Cardiac ultrasound – helps excluding other causes they cause heart failure. There is no specific sonographic features of myocarditis. May occur, however, a reduction in contractility, increased left ventricular volume and shape. It can detect whether the presence of a thrombus in the left ventricle, an aneurysm or pericarditis.
MRI can be used as a diagnostic test consecutively after a suspected myocarditis and also can be used to locate areas of endomyocardial biopsy.
Coronary angiography is performed in order to exclude coronary artery disease in cases presenting as myocardial infarction with specific ECG changes and enzyme increases.
Endomyocardial biopsy is the gold standard for diagnosis, but it is not indicated in all patients because the sensitivity is low.
Patients with mild myocardial involvement will evolve favorably, those with advanced dysfunction will have different evolution: one-third will remain with cardiac dysfunction, 25% will require transplant or will die, others will recover completely. Can recover completely even those who needed mechanical support.

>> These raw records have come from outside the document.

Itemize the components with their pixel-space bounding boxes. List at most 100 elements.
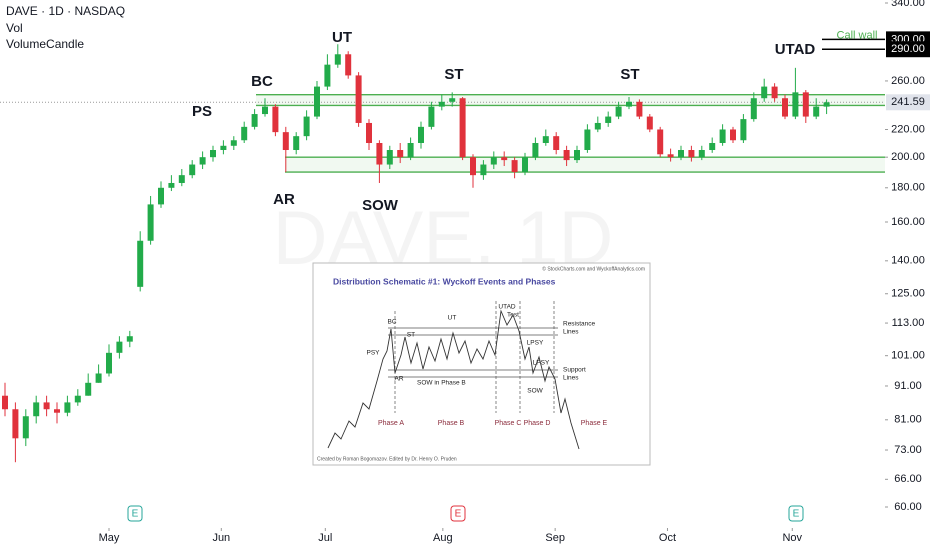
candle-body — [730, 129, 736, 141]
inset-label: UT — [448, 315, 457, 322]
inset-title: Distribution Schematic #1: Wyckoff Event… — [333, 276, 556, 286]
candle-body — [802, 92, 809, 117]
candle-body — [251, 114, 258, 127]
inset-label: UTAD — [498, 304, 516, 311]
y-tick-label: 180.00 — [891, 182, 925, 194]
candle-body — [636, 101, 643, 117]
earnings-label: E — [793, 509, 800, 520]
candle-body — [106, 352, 112, 374]
inset-label: SOW — [527, 388, 543, 395]
candle-body — [761, 86, 768, 99]
y-tick-label: 140.00 — [891, 255, 925, 267]
phase-label: Phase A — [378, 420, 404, 427]
y-tick-label: 125.00 — [891, 288, 925, 300]
candle-body — [459, 98, 466, 158]
last-price-label: 241.59 — [891, 96, 925, 108]
inset-credit: © StockCharts.com and WyckoffAnalytics.c… — [542, 265, 645, 272]
y-tick-label: 81.00 — [894, 414, 922, 426]
candle-body — [126, 336, 133, 342]
candle-body — [522, 157, 528, 173]
legend-vol: Vol — [6, 21, 23, 35]
candle-body — [54, 409, 60, 413]
candle-body — [750, 98, 757, 120]
candle-body — [688, 150, 695, 158]
earnings-marker[interactable]: E — [127, 505, 143, 522]
candle-body — [626, 101, 632, 107]
candle-body — [594, 122, 601, 130]
y-tick-label: 91.00 — [894, 380, 922, 392]
annotation: BC — [251, 73, 273, 90]
annotation: UTAD — [775, 41, 816, 58]
phase-label: Phase E — [581, 420, 608, 427]
y-tick-label: 160.00 — [891, 216, 925, 228]
inset-label: ST — [407, 332, 415, 339]
earnings-marker[interactable]: E — [450, 505, 466, 522]
candle-body — [584, 129, 591, 151]
y-tick-label: 60.00 — [894, 501, 922, 513]
candle-body — [428, 106, 435, 127]
candle-body — [12, 409, 19, 439]
x-tick-label: Aug — [433, 532, 453, 544]
phase-label: Phase D — [524, 420, 551, 427]
earnings-marker[interactable]: E — [788, 505, 804, 522]
earnings-label: E — [455, 509, 462, 520]
x-tick-label: Nov — [782, 532, 802, 544]
x-tick-label: Jul — [318, 532, 332, 544]
candle-body — [262, 106, 268, 115]
candle-body — [615, 106, 622, 117]
candle-body — [43, 402, 50, 410]
price-path — [327, 309, 580, 450]
candle-body — [168, 182, 175, 188]
phase-label: Phase C — [495, 420, 522, 427]
inset-label: Test — [507, 312, 519, 319]
candle-body — [22, 416, 29, 439]
candle-body — [293, 136, 300, 151]
x-tick-label: Jun — [212, 532, 230, 544]
candle-body — [241, 126, 248, 141]
candle-body — [220, 145, 227, 151]
x-tick-label: May — [99, 532, 120, 544]
candle-body — [678, 150, 684, 158]
candle-body — [303, 116, 310, 137]
last-price-box — [886, 94, 930, 111]
candle-body — [418, 126, 424, 144]
candle-body — [646, 116, 653, 130]
candle-body — [719, 129, 726, 144]
call-wall-price: 290.00 — [891, 43, 925, 55]
y-tick-label: 220.00 — [891, 123, 925, 135]
candle-body — [449, 98, 456, 102]
candle-body — [771, 86, 778, 99]
candle-body — [2, 395, 8, 410]
candle-body — [501, 157, 508, 161]
candle-body — [189, 164, 196, 176]
candle-body — [553, 136, 560, 151]
candle-body — [386, 150, 393, 165]
candle-body — [397, 150, 404, 158]
candle-body — [542, 136, 549, 144]
inset-line-label: Lines — [563, 375, 579, 382]
y-tick-label: 101.00 — [891, 350, 925, 362]
candle-body — [137, 240, 144, 287]
candle-body — [740, 119, 747, 141]
y-tick-label: 66.00 — [894, 473, 922, 485]
candle-body — [147, 204, 154, 241]
candle-body — [823, 102, 830, 107]
candle-body — [782, 98, 788, 117]
candle-body — [480, 164, 487, 176]
candle-body — [490, 157, 497, 165]
y-tick-label: 200.00 — [891, 151, 925, 163]
candle-body — [709, 143, 716, 151]
inset-footer: Created by Roman Bogomazov. Edited by Dr… — [317, 456, 457, 462]
inset-frame — [312, 262, 651, 466]
candle-body — [230, 140, 237, 146]
candle-body — [95, 373, 102, 383]
inset-label: LPSY — [533, 360, 550, 367]
candle-body — [74, 395, 81, 403]
level-zone — [285, 157, 885, 173]
level-zone — [256, 94, 885, 106]
candle-body — [574, 150, 580, 161]
candle-body — [438, 101, 445, 107]
inset-schematic: Distribution Schematic #1: Wyckoff Event… — [312, 262, 651, 466]
annotation: ST — [444, 66, 463, 83]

There is currently no specific treatment proved for myocarditis. Treatment is mainly a supportive one.
Patients will be followed up in the hospital, will stay at rest and completely avoid significant efforts.
Treatment of heart failure is through the use of ACE inhibitors (or angiotensin receptor antagonists), beta blockers, diuretics and possible vasodilators. Digoxin is administered with caution, as it may favor the onset of arrhythmias. If there are aneurysms, thrombosis, atrial fibrillation, embolic episodes it will be needed anticoagulant treatment. Arrhythmias should be treated according to the case and temporarily can be implanted a pacemaker in patients with symptomatic bradycardia or total heart block.
Avoid NSAIDs in the acute phase because they can exacerbate inflammation and increase mortality.
Controversial therapies: immunomodulatory therapy (immunosuppression, linked immunosorbent, passive immunization), antiviral therapy (ribavirin, interferon), antiviral vaccination.